Albert Knapp, a German poet, born in Tubingen, July 25, 1798, died in Stuttgart, June 18, 1864. After becoming pastor at Stuttgart, he applied himself to poetry, especially to the composition of hymns, and published a small volume of them annually between 1833 and 1853, under the title of Christoterpe. Among his other publications are three collections of poems (Stuttgart, 1829, 1834, and 1843), and Evangelischer Liederschatz fur Kirche und Haus (1837; 3d ed., 1865), taken from the liturgies and hymns of every Christian century.
Albert Laponneraye, a French historian, born in Tours, May 8, 1808, died in Marseilles in September, 1849. He established a school and a journal at Marseilles. The government became so alarmed at the popular effect of his lectures in 1831 on the history of the French revolution, that he was not permitted to continue them, and he was several times arrested on account of his liberal writings.
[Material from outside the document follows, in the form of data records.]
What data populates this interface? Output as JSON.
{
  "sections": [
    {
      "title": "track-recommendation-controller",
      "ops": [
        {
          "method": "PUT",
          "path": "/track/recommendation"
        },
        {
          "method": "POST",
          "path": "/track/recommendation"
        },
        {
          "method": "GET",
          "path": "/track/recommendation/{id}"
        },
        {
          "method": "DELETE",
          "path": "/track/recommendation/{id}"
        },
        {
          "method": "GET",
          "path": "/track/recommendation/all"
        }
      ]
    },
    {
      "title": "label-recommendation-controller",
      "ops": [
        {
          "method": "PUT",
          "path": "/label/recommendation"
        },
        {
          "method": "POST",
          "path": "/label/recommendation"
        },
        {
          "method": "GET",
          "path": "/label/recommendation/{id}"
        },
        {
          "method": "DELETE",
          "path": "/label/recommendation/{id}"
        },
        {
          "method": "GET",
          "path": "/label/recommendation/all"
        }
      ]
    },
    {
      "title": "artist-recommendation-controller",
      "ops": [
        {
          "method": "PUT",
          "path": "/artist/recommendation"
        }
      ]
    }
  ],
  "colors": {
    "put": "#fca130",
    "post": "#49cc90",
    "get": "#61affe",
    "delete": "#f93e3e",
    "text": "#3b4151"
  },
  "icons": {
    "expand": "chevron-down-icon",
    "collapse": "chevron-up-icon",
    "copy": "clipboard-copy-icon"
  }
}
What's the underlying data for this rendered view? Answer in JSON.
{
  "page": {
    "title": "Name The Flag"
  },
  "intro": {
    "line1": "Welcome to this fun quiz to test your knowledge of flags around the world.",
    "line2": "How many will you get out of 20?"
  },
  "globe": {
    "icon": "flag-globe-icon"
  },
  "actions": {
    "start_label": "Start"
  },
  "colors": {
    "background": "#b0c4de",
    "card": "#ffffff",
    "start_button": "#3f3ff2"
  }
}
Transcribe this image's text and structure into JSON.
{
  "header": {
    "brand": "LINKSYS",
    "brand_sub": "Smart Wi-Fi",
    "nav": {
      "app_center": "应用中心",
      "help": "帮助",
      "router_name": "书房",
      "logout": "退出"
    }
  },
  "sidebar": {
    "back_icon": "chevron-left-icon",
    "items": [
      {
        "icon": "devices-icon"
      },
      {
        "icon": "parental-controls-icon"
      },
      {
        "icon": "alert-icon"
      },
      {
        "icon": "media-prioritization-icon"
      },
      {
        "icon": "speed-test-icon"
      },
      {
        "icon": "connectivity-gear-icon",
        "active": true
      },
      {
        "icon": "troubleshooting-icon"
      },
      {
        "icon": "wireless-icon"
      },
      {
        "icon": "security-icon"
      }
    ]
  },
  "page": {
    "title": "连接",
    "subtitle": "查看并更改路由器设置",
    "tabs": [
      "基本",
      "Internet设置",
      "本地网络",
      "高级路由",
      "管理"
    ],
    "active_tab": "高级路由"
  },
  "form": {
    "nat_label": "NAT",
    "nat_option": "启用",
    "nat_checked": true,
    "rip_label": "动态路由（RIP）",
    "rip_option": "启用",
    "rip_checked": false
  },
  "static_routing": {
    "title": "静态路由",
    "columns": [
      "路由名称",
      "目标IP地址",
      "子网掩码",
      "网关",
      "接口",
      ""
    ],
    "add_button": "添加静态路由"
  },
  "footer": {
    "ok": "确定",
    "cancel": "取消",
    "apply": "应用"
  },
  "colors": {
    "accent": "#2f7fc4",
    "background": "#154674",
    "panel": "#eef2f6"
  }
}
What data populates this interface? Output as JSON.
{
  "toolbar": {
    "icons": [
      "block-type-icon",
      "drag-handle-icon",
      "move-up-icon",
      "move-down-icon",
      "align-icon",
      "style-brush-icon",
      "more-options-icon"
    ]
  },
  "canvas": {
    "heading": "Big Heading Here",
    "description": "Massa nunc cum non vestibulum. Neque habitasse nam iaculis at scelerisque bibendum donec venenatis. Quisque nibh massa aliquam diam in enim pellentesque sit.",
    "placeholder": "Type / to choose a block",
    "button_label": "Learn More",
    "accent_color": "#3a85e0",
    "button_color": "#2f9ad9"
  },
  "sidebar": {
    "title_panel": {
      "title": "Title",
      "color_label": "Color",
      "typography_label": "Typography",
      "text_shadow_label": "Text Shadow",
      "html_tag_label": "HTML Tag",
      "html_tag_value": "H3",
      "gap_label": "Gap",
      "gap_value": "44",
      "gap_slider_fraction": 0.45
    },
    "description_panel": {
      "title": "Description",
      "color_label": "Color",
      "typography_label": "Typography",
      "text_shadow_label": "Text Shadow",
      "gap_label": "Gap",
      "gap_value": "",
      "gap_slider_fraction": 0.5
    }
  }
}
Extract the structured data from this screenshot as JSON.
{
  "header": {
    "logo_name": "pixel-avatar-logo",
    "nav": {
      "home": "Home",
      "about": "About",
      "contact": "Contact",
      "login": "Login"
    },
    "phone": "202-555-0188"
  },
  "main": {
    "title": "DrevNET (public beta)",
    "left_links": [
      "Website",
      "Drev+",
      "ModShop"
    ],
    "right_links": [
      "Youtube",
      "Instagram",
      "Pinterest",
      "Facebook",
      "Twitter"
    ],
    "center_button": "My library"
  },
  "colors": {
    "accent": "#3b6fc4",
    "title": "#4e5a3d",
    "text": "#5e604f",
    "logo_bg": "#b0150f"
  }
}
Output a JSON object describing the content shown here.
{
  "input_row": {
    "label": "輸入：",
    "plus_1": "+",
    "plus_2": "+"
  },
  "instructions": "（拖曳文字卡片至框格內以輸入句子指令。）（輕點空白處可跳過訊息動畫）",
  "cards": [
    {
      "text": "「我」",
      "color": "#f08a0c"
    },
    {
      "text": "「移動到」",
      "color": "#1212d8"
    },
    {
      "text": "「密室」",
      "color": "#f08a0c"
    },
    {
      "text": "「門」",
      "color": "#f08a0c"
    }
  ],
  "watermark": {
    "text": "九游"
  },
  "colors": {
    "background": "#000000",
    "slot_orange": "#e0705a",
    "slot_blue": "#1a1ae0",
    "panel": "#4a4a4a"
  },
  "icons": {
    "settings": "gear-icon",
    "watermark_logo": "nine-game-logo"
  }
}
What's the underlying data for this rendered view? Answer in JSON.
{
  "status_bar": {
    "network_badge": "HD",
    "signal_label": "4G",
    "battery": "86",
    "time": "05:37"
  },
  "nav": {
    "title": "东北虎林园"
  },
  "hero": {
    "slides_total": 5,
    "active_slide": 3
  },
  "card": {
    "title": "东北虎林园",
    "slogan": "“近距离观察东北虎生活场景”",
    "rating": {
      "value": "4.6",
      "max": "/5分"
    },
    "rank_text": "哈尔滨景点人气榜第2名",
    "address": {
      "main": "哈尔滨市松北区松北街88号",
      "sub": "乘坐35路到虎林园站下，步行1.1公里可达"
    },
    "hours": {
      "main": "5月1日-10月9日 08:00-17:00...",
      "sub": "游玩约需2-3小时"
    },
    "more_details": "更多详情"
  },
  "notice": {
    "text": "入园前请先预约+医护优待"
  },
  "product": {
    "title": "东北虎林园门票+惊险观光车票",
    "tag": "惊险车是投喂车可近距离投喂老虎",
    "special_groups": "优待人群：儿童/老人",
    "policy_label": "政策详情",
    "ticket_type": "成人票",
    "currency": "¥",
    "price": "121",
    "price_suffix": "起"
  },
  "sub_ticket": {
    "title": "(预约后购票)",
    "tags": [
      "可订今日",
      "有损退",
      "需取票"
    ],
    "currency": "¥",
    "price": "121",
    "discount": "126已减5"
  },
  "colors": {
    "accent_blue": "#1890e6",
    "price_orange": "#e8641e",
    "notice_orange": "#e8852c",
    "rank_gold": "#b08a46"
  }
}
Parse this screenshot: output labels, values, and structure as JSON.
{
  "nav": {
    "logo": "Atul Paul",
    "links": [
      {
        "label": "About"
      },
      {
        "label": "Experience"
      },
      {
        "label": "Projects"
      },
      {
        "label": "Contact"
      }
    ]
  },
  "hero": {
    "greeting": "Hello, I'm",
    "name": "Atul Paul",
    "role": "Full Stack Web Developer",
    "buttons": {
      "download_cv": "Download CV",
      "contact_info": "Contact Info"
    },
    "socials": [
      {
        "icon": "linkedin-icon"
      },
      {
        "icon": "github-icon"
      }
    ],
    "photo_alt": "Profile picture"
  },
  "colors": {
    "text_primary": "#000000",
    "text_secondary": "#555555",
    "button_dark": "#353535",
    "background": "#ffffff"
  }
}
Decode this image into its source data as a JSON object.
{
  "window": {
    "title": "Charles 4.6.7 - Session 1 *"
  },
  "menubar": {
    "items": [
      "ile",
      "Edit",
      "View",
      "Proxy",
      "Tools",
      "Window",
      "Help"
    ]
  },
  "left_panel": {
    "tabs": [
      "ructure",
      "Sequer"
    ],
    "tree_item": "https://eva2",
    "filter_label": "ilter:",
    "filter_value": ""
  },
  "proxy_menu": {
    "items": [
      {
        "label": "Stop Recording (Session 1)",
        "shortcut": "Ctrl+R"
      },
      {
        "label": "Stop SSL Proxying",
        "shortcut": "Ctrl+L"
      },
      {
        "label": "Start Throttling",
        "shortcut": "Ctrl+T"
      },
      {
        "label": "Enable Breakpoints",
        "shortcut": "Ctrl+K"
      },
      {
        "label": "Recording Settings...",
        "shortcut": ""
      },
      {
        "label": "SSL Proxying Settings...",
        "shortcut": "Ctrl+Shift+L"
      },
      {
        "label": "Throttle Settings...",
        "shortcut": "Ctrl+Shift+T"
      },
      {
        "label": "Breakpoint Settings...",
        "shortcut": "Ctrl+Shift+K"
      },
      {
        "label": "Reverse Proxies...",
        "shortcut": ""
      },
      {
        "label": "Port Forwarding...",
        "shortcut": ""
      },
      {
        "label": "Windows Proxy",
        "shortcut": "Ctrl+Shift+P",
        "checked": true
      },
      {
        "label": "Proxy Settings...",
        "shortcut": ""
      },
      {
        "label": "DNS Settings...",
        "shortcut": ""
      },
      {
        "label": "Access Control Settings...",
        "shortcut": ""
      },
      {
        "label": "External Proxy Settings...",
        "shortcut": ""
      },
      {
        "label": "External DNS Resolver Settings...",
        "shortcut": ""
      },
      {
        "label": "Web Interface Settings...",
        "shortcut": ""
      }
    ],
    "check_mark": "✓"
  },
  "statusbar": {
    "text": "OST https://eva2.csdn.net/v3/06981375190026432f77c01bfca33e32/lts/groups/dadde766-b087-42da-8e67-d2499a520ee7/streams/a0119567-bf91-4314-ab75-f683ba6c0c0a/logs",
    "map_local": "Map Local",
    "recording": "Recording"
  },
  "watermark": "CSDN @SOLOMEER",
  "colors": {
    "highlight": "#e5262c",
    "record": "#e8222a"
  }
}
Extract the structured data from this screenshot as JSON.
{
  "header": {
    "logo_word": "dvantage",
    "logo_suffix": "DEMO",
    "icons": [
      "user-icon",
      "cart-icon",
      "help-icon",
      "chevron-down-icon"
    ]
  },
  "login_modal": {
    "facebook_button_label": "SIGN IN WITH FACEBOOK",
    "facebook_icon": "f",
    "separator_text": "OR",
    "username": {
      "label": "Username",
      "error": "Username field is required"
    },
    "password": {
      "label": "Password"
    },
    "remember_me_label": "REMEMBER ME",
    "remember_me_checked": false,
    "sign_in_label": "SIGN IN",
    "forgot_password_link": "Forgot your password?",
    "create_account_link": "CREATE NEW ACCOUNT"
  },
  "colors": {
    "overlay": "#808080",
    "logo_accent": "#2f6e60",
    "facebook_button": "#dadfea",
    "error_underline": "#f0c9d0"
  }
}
His works include Cours public d' histoire de France de-puis 1789 jusqu'en 1830 (1831-'4); Histoire de la revolution francaise depuis 1789 jusqu'en 1840 (3 vols., 1840); an edition of Robespierre's writings (3 vols., 1842); and Histoire universelle depuis les premiers ages du monde (8 vols., 1845-'6), left unfinished.
Albert M Shipp, an American clergyman, born in Stokes co., N. C., Jan. 15, 1819. He graduated at the university of North Carolina in 1840, and was received into the South Carolina conference in 1841. He became president of Greensboro female college in 1848, professor of history and English literature in the university of North Carolina in 1849, and president of Wofford college, Spartanburg, S. C, in 1859, and was chosen to be professor of church history in the Vanderbilt university, Nashville, Tenn., in 1874. He has been a member of every general conference of the Methodist Episcopal church, South, since 1850.
Albert Niemam, a German tenor singer, born at Erxleben, near Magdeburg, in 1831. He commenced his career as a chorus singer at Dessau, and afterward obtained distinction by means of a voice of unusual power and beauty. Most of his career has been spent in the service of the king of Hanover. He was the tenor selected by Wagner to sing in his Tannliiiuser when it was produced in Paris in 1861; but, disgusted with the temper shown by the Parisians toward that work, he broke his engagement and returned to Hanover. lie married the German actress Marie Seebach.
Albert Palffy, a Hungarian author, born in Grosswardein in 1813. He studied law, but devoted himself to literature at Pesth, and after the revolution of March, 1848, founded the ultra-radical journal Marczius tizenbtodike ("The 15th of March"), which promoted the patriotic excitement. He received an office from the revolutionary authorities, but denounced them as too conservative, and was imprisoned for a time in 1849. He afterward lived abroad till 1861, when he returned to Pesth. He has published several novels.